No próprio plenário do legislativo, os servidores declararam que se o prefeito não iniciar a negociação a categoria pode entrar em greve a partir da próxima segunda-feira (10).

Os servidores municipais seguem na sua jornada de mobilização contra o corte salarial determinado pela justiça que considerou inconstitucional o adicional de estímulo pago aos funcionários da Prefeitura de Valinhos desde 1992, o que lhes causa um prejuízo de 10 a 20%.

A sessão da Câmara Municipal de Valinhos desta terça-feira (4) recebeu em grande número de manifestantes o que acabou resultando na promessa por parte dos vereadores de não ser colocada em votação a proposta do Prefeito Orestes Previtale (PSB) que cria o auxílio alimentação com o objetivo, segundo o executivo, de compensar as perdas salariais dos funcionários municipais.

No próprio plenário do legislativo, os servidores declararam que se o prefeito não iniciar a negociação a categoria pode entrar em greve a partir da próxima segunda-feira (10).

Direito de resposta na Rádio Valinhos

Os integrantes da comissão de representantes dos servidores, Caio Fernandes e Marli Pereira da Silva, estiveram na manhã desta quarta-feira (4) no Jornal Bom Dia, da Rádio Valinhos, programa comandado por Fernando D’Ávila, que é servidor aposentado da Prefeitura de Valinhos, para exercerem o direito de resposta e rebaterem as afirmações do Prefeito Orestes em entrevista no mesmo órgão de imprensa local.

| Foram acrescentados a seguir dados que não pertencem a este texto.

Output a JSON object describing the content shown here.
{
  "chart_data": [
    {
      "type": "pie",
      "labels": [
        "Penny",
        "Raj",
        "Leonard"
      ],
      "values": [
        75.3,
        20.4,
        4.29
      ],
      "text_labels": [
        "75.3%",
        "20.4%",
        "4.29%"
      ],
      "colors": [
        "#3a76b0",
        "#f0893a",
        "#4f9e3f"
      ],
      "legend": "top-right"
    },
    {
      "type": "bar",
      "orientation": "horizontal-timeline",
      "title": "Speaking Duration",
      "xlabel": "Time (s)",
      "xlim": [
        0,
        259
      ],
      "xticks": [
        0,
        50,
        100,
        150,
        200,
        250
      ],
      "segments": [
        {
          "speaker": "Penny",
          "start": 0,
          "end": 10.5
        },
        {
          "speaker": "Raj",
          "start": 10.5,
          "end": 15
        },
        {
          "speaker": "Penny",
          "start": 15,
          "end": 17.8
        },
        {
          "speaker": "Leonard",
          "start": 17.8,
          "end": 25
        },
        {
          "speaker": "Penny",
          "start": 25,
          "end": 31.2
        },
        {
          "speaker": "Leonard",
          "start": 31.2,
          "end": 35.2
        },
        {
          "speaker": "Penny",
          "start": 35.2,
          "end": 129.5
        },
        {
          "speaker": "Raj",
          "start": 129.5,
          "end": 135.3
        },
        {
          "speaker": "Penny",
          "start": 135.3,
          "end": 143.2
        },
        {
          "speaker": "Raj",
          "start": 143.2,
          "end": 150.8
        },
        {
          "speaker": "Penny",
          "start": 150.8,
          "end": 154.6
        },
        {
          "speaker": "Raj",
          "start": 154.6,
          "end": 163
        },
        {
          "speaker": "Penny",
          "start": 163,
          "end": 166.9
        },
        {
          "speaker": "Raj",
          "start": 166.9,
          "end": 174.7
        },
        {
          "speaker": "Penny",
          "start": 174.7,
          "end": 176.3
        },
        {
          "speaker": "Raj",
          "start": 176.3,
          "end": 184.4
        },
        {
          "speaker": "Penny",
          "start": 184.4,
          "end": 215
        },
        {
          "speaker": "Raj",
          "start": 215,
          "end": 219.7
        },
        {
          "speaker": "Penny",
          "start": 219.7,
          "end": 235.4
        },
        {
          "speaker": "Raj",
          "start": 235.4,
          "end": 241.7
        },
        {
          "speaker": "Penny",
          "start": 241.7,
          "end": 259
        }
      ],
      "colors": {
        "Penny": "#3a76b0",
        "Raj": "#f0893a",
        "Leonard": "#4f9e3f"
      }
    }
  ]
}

Segundo Caio Fernandes, que representa também a APEOESP, entidade dos professores do Estado de São Paulo, “está em curso um processo de terceirização generalizada que atinge diretamente as atividades dos serviços públicos”. Ainda de acordo com o professor, “não somos contra o vale refeição, apenas não podemos admitir que seja utilizado neste momento como formo de reparar uma perda e não de acrescentar este benefício.”

“O nosso movimento não tem objetivo de pedir aumento, mas tão somente impedir este absurdo de impor uma perda significativa nos salários dos servidores e aposentados da prefeitura” (Professor Caio Fernandes)

Não há transparência, tampouco participação dos trabalhadores nas decisões, afirma a funcionária Marli. Segundo ela “a administração usa um palavreado e argumentos, sempre invocando a Lei de Responsabilidade, em que fica clara a incongruência de números e informações”.